Murat Altın'ın köşe yazısı


Merhaba İnegöl'ün güzel insanları! 
İnegöl'ün tarih ve kültürüne dair yazılarımıza devam ediyoruz.

İnegöl, tarihi dokusu ve doğal güzellikleriyle bölgesinin gözde şehirlerinden biri. Fakat İnegöl'ün yalnızca yer üstüyle sınırlı olmadığını, bir de yer altına bakmamız gerektiğini biliyor muydunuz?

İnegöl'ün zenginliği, yer üstündeki tarihî yapılarının ve doğal güzelliklerinin yanı sıra, yer altında gizli kalmış bir hazineyi de barındırıyor.

Osmanlı İmparatorluğu'nun ilk dönemlerinden itibaren Bursa ve çevresi, özellikle maden yatakları açısından büyük önem taşımış.

İnegöl yöresi, gümüş ve demir cevheri bakımından oldukça zengin. Hatta, Osmanlı'nın Bursa'daki darphane için ihtiyaç duyduğu gümüş madeni, uzun yıllar boyunca İnegöl'deki madenlerden temin edilmiş.

Turguteli bölgesi, hem demir hem de gümüş madenlerinin çıkarıldığı ana merkezlerden biri olarak tarihe geçmiş.

 Maden Köyü adını,  bu zengin maden yataklarından almıştır. Köy, yer altı kaynaklarının bol olduğu Turguteli bölgesinde yer almakta ve bu alan tarih boyunca birçok farklı madenin çıkarıldığı bir merkez olmuş.

Cevher Lala Karyesi, Kırmiç Karyesi, Kırağu Pazarlu, Hordonî ve Demirci Pazarlu adıyla yâd edilen mezra ve karyeler de bu yöre içinde bulunmaktadır.

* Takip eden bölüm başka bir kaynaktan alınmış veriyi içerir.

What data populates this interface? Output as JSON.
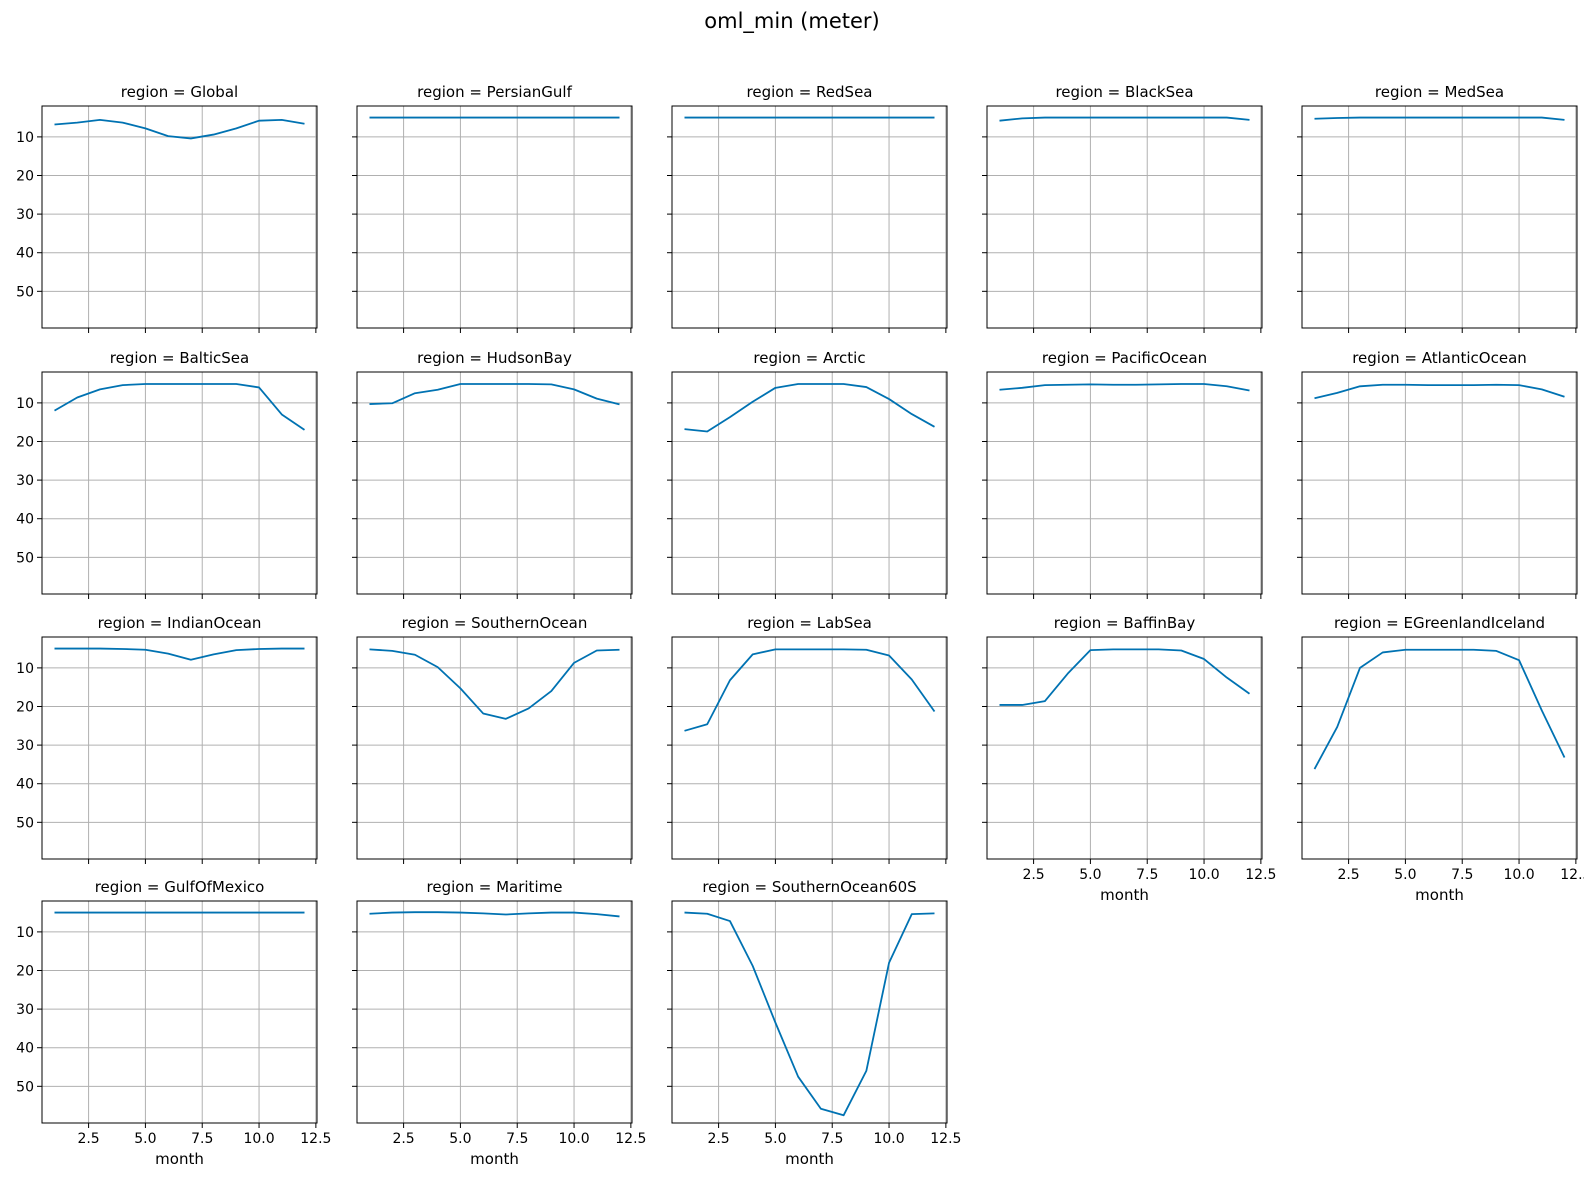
{
  "chart_data": {
    "type": "line",
    "title": "oml_min (meter)",
    "layout": {
      "columns": 5,
      "rows": 4,
      "sharex": true,
      "sharey": true
    },
    "xlabel": "month",
    "ylabel": "",
    "xlim": [
      0.45,
      12.55
    ],
    "ylim": [
      59.5,
      2
    ],
    "y_inverted": true,
    "xticks": [
      2.5,
      5.0,
      7.5,
      10.0,
      12.5
    ],
    "xtick_labels": [
      "2.5",
      "5.0",
      "7.5",
      "10.0",
      "12.5"
    ],
    "yticks": [
      10,
      20,
      30,
      40,
      50
    ],
    "ytick_labels": [
      "10",
      "20",
      "30",
      "40",
      "50"
    ],
    "grid": true,
    "line_color": "#0072b2",
    "x": [
      1,
      2,
      3,
      4,
      5,
      6,
      7,
      8,
      9,
      10,
      11,
      12
    ],
    "panels": [
      {
        "title": "region = Global",
        "values": [
          6.8,
          6.3,
          5.6,
          6.3,
          7.8,
          9.8,
          10.4,
          9.4,
          7.8,
          5.8,
          5.6,
          6.6
        ]
      },
      {
        "title": "region = PersianGulf",
        "values": [
          5.0,
          5.0,
          5.0,
          5.0,
          5.0,
          5.0,
          5.0,
          5.0,
          5.0,
          5.0,
          5.0,
          5.0
        ]
      },
      {
        "title": "region = RedSea",
        "values": [
          5.0,
          5.0,
          5.0,
          5.0,
          5.0,
          5.0,
          5.0,
          5.0,
          5.0,
          5.0,
          5.0,
          5.0
        ]
      },
      {
        "title": "region = BlackSea",
        "values": [
          5.8,
          5.2,
          5.0,
          5.0,
          5.0,
          5.0,
          5.0,
          5.0,
          5.0,
          5.0,
          5.0,
          5.6
        ]
      },
      {
        "title": "region = MedSea",
        "values": [
          5.3,
          5.1,
          5.0,
          5.0,
          5.0,
          5.0,
          5.0,
          5.0,
          5.0,
          5.0,
          5.0,
          5.6
        ]
      },
      {
        "title": "region = BalticSea",
        "values": [
          12.0,
          8.6,
          6.5,
          5.4,
          5.1,
          5.1,
          5.1,
          5.1,
          5.1,
          6.0,
          13.0,
          17.0
        ]
      },
      {
        "title": "region = HudsonBay",
        "values": [
          10.3,
          10.1,
          7.5,
          6.6,
          5.1,
          5.1,
          5.1,
          5.1,
          5.2,
          6.5,
          8.9,
          10.4
        ]
      },
      {
        "title": "region = Arctic",
        "values": [
          16.8,
          17.4,
          13.7,
          9.7,
          6.1,
          5.1,
          5.1,
          5.1,
          5.9,
          9.0,
          12.9,
          16.2
        ]
      },
      {
        "title": "region = PacificOcean",
        "values": [
          6.6,
          6.1,
          5.4,
          5.3,
          5.2,
          5.3,
          5.3,
          5.2,
          5.1,
          5.1,
          5.7,
          6.8
        ]
      },
      {
        "title": "region = AtlanticOcean",
        "values": [
          8.8,
          7.4,
          5.7,
          5.3,
          5.3,
          5.4,
          5.4,
          5.4,
          5.3,
          5.4,
          6.5,
          8.4
        ]
      },
      {
        "title": "region = IndianOcean",
        "values": [
          5.0,
          5.0,
          5.0,
          5.1,
          5.3,
          6.3,
          7.9,
          6.5,
          5.4,
          5.1,
          5.0,
          5.0
        ]
      },
      {
        "title": "region = SouthernOcean",
        "values": [
          5.2,
          5.6,
          6.6,
          9.8,
          15.3,
          21.8,
          23.2,
          20.5,
          16.0,
          8.7,
          5.5,
          5.3
        ]
      },
      {
        "title": "region = LabSea",
        "values": [
          26.3,
          24.6,
          13.2,
          6.5,
          5.2,
          5.2,
          5.2,
          5.2,
          5.3,
          6.8,
          13.0,
          21.3
        ]
      },
      {
        "title": "region = BaffinBay",
        "values": [
          19.6,
          19.6,
          18.6,
          11.5,
          5.4,
          5.2,
          5.2,
          5.2,
          5.5,
          7.7,
          12.5,
          16.7
        ]
      },
      {
        "title": "region = EGreenlandIceland",
        "values": [
          36.2,
          25.3,
          10.0,
          6.0,
          5.3,
          5.3,
          5.3,
          5.3,
          5.6,
          8.0,
          21.0,
          33.2
        ]
      },
      {
        "title": "region = GulfOfMexico",
        "values": [
          5.0,
          5.0,
          5.0,
          5.0,
          5.0,
          5.0,
          5.0,
          5.0,
          5.0,
          5.0,
          5.0,
          5.0
        ]
      },
      {
        "title": "region = Maritime",
        "values": [
          5.3,
          5.0,
          4.9,
          4.9,
          5.0,
          5.2,
          5.5,
          5.2,
          5.0,
          5.0,
          5.4,
          6.0
        ]
      },
      {
        "title": "region = SouthernOcean60S",
        "values": [
          5.0,
          5.3,
          7.2,
          18.8,
          33.5,
          47.5,
          55.8,
          57.5,
          46.0,
          18.0,
          5.4,
          5.2
        ]
      }
    ]
  }
}
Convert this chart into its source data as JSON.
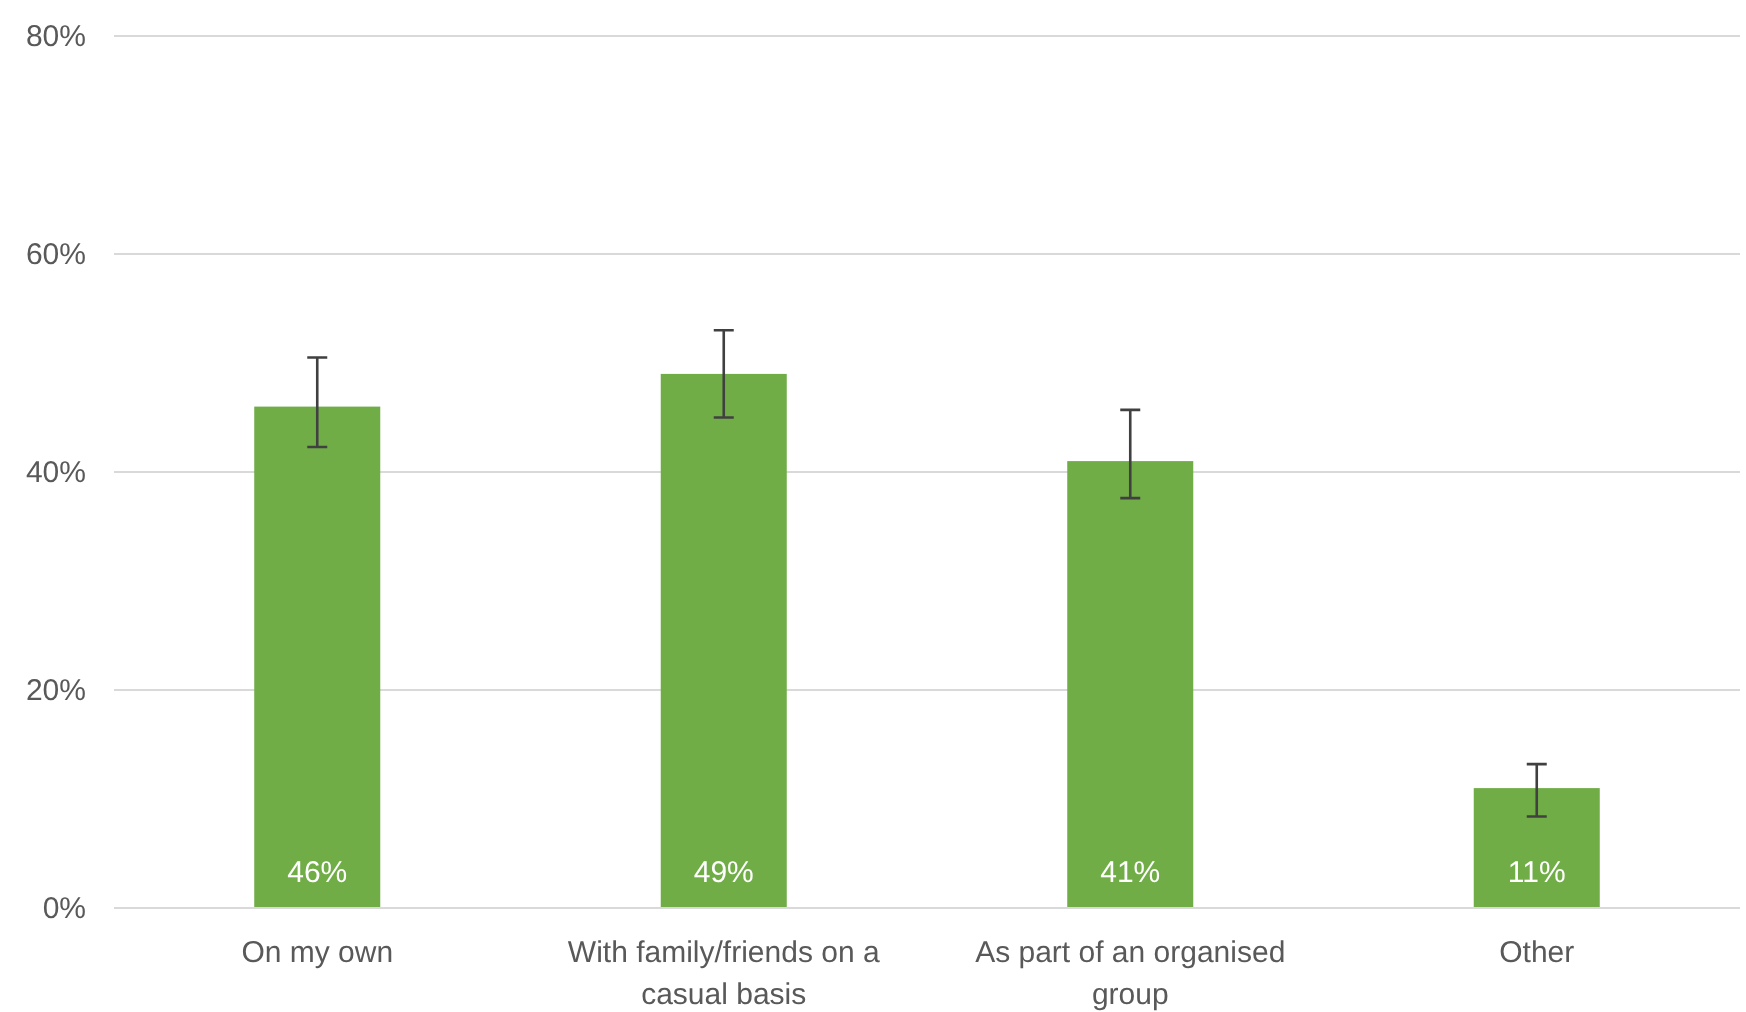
{
  "chart_data": {
    "type": "bar",
    "categories": [
      "On my own",
      "With family/friends on a casual basis",
      "As part of an organised group",
      "Other"
    ],
    "values": [
      46,
      49,
      41,
      11
    ],
    "color": "#70ad47",
    "errors": [
      [
        42.3,
        50.5
      ],
      [
        45,
        53
      ],
      [
        37.6,
        45.7
      ],
      [
        8.4,
        13.2
      ]
    ],
    "value_labels": [
      "46%",
      "49%",
      "41%",
      "11%"
    ],
    "ylim": [
      0,
      80
    ],
    "yticks": [
      {
        "value": 0,
        "label": "0%"
      },
      {
        "value": 20,
        "label": "20%"
      },
      {
        "value": 40,
        "label": "40%"
      },
      {
        "value": 60,
        "label": "60%"
      },
      {
        "value": 80,
        "label": "80%"
      }
    ],
    "grid": "y"
  }
}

Bu yöre dışında Çardak Deresi’nde bakır, kurşun, çinko, Sülüklügöl Köyü yöresinde antinon ve altın, Tahtaköprü yöresinde ise vollastonit maden cevherine rastlanmıştır.

Bu yörelerde elde edilen maden cevherini eritmek için gerekli olan odunları toplama imtiyazı, Baba Sultan köylülerine aitti. Bu hizmetleri sebebiyle Baba Sultan köylüleri, tekâlif-i divaniye denen devlet vergisinden muaf idi.

İnegöl'ün yer altı kaynakları yalnızca madenlerle sınırlı kalmıyor; kaplıca ve maden suları da bu zenginliğe dahil. Oylat Kaplıcası, İnegöl'ün termal turizmdeki çekim merkezlerinden biri.

İnegöl sınırları içindeki maden suları, içerdikleri mineraller sayesinde sağlık turizmi için de büyük bir potansiyale sahip. Özellikle Çitli maden suyu, dünya çapında bilinen ve tercih edilen bir marka haline gelmiş durumda.

İnegöl'ün yer altı zenginlikleri, sadece ekonomik değer taşımakla kalmıyor, aynı zamanda bölgenin tarihine ve kültürüne de ışık tutuyor.

Gelecek yazılarımızda kaplıca ve maden suyu üzerine daha fazla detay paylaşacağız.

İnegöl'ün yer üstü kadar, yer altı zenginliklerine de sahip çıkılması gerektiğini unutmayalım.

Sıradaki yazımızda görüşmek üzere! Yaşam sevinciniz eksik olmasın!